Introduction

Le stress est une réaction de notre organisme qui nous demande de nous adapter face à une situation ou une agression de notre environnement. Il s’agit d’un phénomène normal mais il devient néfaste dès qu’il se prolonge dans le temps.
L’anxiété quant à elle, est un phénomène plus vague, un état subjectif de détresse, de tension, d’inquiétude considéré comme « normal » dans une situation stressante et qui provoque des émotions comme la peur, des sensations physiques comme des palpitations, de la sueur ou de la dyspnée (impression d’étouffer) ou encore des pensées négatives. L’anxiété « prédispose » aussi à créer soi-même un stress. En effet, il s’agit d’une expérience d’anticipation et d’amplification des problèmes. Lorsqu’elle devient permanente ou excessive, elle se transforme en un état pathologique, autrement dit, en un               « trouble(1) anxieux ».

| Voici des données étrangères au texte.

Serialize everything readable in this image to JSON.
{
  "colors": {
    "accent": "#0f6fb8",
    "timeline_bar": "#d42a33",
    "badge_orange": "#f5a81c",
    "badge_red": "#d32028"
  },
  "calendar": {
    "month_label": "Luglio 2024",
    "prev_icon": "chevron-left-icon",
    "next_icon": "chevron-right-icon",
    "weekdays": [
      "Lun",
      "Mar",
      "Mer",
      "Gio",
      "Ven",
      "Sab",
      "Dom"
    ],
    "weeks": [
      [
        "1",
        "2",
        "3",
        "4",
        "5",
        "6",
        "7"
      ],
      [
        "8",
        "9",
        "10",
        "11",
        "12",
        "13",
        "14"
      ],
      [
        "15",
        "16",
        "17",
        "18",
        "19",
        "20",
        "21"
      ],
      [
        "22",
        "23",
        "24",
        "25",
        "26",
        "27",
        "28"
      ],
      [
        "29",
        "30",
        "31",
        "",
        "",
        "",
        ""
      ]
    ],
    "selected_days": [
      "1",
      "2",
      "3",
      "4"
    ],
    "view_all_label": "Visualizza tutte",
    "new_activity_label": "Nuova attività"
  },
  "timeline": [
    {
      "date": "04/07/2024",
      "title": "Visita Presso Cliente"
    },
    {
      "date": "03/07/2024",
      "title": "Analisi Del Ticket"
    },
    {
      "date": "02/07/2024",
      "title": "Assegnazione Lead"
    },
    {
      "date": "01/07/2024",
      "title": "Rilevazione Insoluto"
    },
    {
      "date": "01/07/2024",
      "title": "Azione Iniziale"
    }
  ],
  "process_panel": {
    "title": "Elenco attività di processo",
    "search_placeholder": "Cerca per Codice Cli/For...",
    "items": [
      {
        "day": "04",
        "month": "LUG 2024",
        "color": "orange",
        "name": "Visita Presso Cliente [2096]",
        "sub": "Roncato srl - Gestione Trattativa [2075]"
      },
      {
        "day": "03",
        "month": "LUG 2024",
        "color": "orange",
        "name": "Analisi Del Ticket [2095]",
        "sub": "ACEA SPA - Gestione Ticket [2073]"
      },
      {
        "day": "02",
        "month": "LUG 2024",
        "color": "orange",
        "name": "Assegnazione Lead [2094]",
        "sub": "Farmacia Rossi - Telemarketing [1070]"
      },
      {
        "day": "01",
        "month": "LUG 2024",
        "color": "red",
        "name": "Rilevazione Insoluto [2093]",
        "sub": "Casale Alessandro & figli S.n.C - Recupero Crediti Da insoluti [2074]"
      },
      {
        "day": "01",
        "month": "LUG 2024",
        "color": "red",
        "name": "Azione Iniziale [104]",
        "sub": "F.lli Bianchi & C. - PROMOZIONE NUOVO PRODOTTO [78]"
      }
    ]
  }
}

Particularités des seniors

Chez les plus âgé·e·s, les troubles anxieux sont assez fréquents mais plus difficiles à détecter et donc souvent sous-traités. Ils se caractérisent, en général, par les mêmes signes et symptômes que chez les plus jeunes mais le diagnostic peut être difficile à poser car des plaintes somatiques (manque d’énergie, perte de l’appétit, etc.) sont souvent présentes et cachent la souffrance psychique. Les aîné·e·s peuvent parfois être moins porté·e·s à signaler leur détresse, ce qui ne fait qu’aggraver leur trouble. De temps à autre, la souffrance est tout simplement minimisée car certain·e·s la considèrent comme normale et liée au vieillissement.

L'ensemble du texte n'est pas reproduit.